2. The fuel injector combustion gas seal of claim 1 wherein said first material is different from said second material.

3. The fuel injector combustion gas seal of claim 2 wherein said first material includes a synthetic fluorine-containing resin.

4. The fuel injector combustion gas seal of claim 3 wherein said first material is a substantially pure tetraflouroethylene polymer.

5. The fuel injector combustion gas seal of claim 4 wherein said carbon dam has a cross-sectional shape that includes at least one straight portion.

6. The fuel injector combustion gas seal of claim 5 wherein said cross-sectional shape includes a plurality of straight portions separated by corner portions.

7. The fuel injector combustion gas seal of claim 6 wherein at least two adjacent straight portions of said plurality of straight portions are at a right angle relative to each other.

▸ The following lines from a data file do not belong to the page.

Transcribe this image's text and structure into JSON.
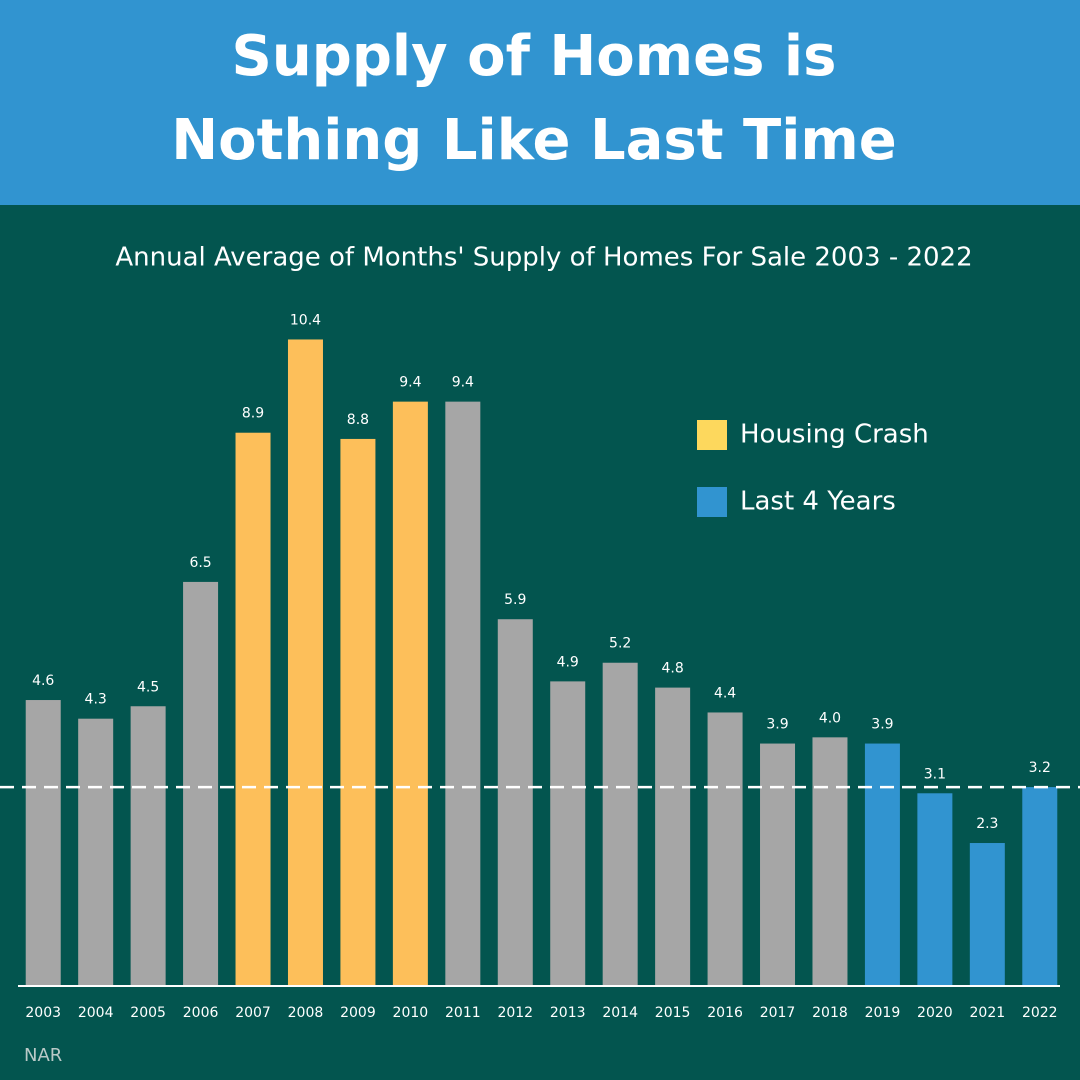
{
  "chart_data": {
    "type": "bar",
    "title": [
      "Supply of Homes is",
      "Nothing Like Last Time"
    ],
    "subtitle": "Annual Average of Months' Supply of Homes For Sale 2003 - 2022",
    "source": "NAR",
    "categories": [
      "2003",
      "2004",
      "2005",
      "2006",
      "2007",
      "2008",
      "2009",
      "2010",
      "2011",
      "2012",
      "2013",
      "2014",
      "2015",
      "2016",
      "2017",
      "2018",
      "2019",
      "2020",
      "2021",
      "2022"
    ],
    "values": [
      4.6,
      4.3,
      4.5,
      6.5,
      8.9,
      10.4,
      8.8,
      9.4,
      9.4,
      5.9,
      4.9,
      5.2,
      4.8,
      4.4,
      3.9,
      4.0,
      3.9,
      3.1,
      2.3,
      3.2
    ],
    "value_labels": [
      "4.6",
      "4.3",
      "4.5",
      "6.5",
      "8.9",
      "10.4",
      "8.8",
      "9.4",
      "9.4",
      "5.9",
      "4.9",
      "5.2",
      "4.8",
      "4.4",
      "3.9",
      "4.0",
      "3.9",
      "3.1",
      "2.3",
      "3.2"
    ],
    "bar_colors": [
      "#a6a6a6",
      "#a6a6a6",
      "#a6a6a6",
      "#a6a6a6",
      "#fdbf5a",
      "#fdbf5a",
      "#fdbf5a",
      "#fdbf5a",
      "#a6a6a6",
      "#a6a6a6",
      "#a6a6a6",
      "#a6a6a6",
      "#a6a6a6",
      "#a6a6a6",
      "#a6a6a6",
      "#a6a6a6",
      "#3194d0",
      "#3194d0",
      "#3194d0",
      "#3194d0"
    ],
    "legend": [
      {
        "name": "Housing Crash",
        "color": "#fdd85d"
      },
      {
        "name": "Last 4 Years",
        "color": "#3194d0"
      }
    ],
    "reference_line": 3.2,
    "ylim": [
      0,
      12
    ],
    "grid": false
  }
}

8. The fuel injector combustion gas seal of claim 7 wherein said cross-sectional shape is generally polygonal.

9. The fuel injector combustion gas seal of claim 8 wherein said cross-sectional shape is generally rectangular.

10. An engine with a fuel injector combustion gas seal comprising:

a head with an injector bore;

a fuel injector having an outer surface and a nozzle outlet positioned in said injector bore;

an elastomeric ring shaped carbon dam made from a first material mounted at a first location on said outer surface in contact with said head;

an elastomeric O-ring made from a second material mounted at a second location on said outer surface in contact with said head;

said second location being further away from said nozzle outlet of said fuel injector than said first location; and

11. The engine with a fuel injector combustion gas seal of claim 10 wherein said engine is a diesel engine with a combustion chamber, and said injector bore opens to said combustion chamber; and

said nozzle outlet being positioned in said combustion chamber.

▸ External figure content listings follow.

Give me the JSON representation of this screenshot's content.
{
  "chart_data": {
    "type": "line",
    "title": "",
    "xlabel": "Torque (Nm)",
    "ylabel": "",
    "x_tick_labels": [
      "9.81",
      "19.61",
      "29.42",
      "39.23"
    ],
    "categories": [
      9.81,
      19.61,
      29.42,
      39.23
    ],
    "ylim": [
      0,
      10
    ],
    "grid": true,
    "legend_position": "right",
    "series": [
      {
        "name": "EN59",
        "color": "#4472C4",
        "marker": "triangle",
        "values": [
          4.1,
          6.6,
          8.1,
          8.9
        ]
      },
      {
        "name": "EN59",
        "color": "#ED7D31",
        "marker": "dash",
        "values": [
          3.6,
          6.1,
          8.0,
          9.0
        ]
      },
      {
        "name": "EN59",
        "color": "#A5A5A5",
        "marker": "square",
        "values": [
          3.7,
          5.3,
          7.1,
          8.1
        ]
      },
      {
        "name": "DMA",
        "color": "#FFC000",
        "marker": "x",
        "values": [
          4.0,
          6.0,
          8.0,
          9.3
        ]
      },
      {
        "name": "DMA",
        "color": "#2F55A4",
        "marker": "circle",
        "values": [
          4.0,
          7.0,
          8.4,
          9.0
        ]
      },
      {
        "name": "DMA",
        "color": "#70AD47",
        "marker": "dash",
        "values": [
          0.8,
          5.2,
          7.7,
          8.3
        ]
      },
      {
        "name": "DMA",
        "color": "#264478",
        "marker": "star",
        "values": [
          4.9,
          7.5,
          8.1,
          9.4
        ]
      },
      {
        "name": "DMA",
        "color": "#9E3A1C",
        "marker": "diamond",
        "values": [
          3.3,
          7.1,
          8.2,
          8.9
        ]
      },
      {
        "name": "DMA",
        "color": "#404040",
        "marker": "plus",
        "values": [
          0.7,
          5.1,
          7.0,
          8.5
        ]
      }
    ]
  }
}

12. The engine with a fuel injector combustion gas seal of claim 10 wherein said carbon dam, said O-ring, said head and said outer surface of said fuel injector define a cooling passage of sufficient volume and length that any combustion gas leaking past said carbon dam and coming into contact with said O-ring is of a sufficiently low temperature that said O-ring remains substantially free of degradation over at least one billion combustion cycles of said engine.

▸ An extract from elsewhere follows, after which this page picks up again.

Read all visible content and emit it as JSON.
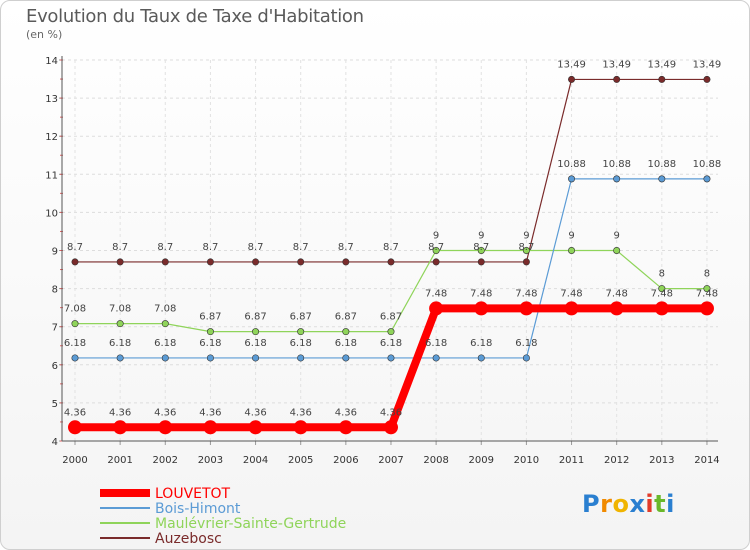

13. The engine with a fuel injector combustion gas seal of claim 12 wherein said sufficiently low temperature is less than about 300° F.

14. The engine with a fuel injector combustion gas seal of claim 10 wherein said first material includes a synthetic fluorine-containing resin.

15. The engine with a fuel injector combustion gas seal of claim 14 wherein said first material is a substantially pure tetraflouroethylene polymer.

16. The engine with a fuel injector combustion gas seal of claim 10 further comprising a metallic ring positioned between said carbon dam and said O-ring and being operable to prevent substantial deformation of said carbon dam when said carbon dam is exposed to relatively high pressure during combustion.

17. The engine with a fuel injector combustion gas seal of claim 10 wherein said carbon dam has a cross-sectional shape with a perimeter; and

a majority of said perimeter is in contact with said head or said outer surface of said fuel injector.

18. The engine with a fuel injector combustion gas seal of claim 17 wherein said cross-sectional shape includes a plurality of straight portions separated by corner portions.

19. The engine with a fuel injector combustion gas seal of claim 18 wherein at least two adjacent straight portions of said plurality of straight portions are at a right angle relative to each other.

20. The engine with a fuel injector combustion gas seal of claim 10 further comprising a mounting bracket attached to said engine and said fuel injector such that said fuel injector is suspended in said injector bore by said mounting bracket and is capable of moving up and down in said injector bore when said engine is running.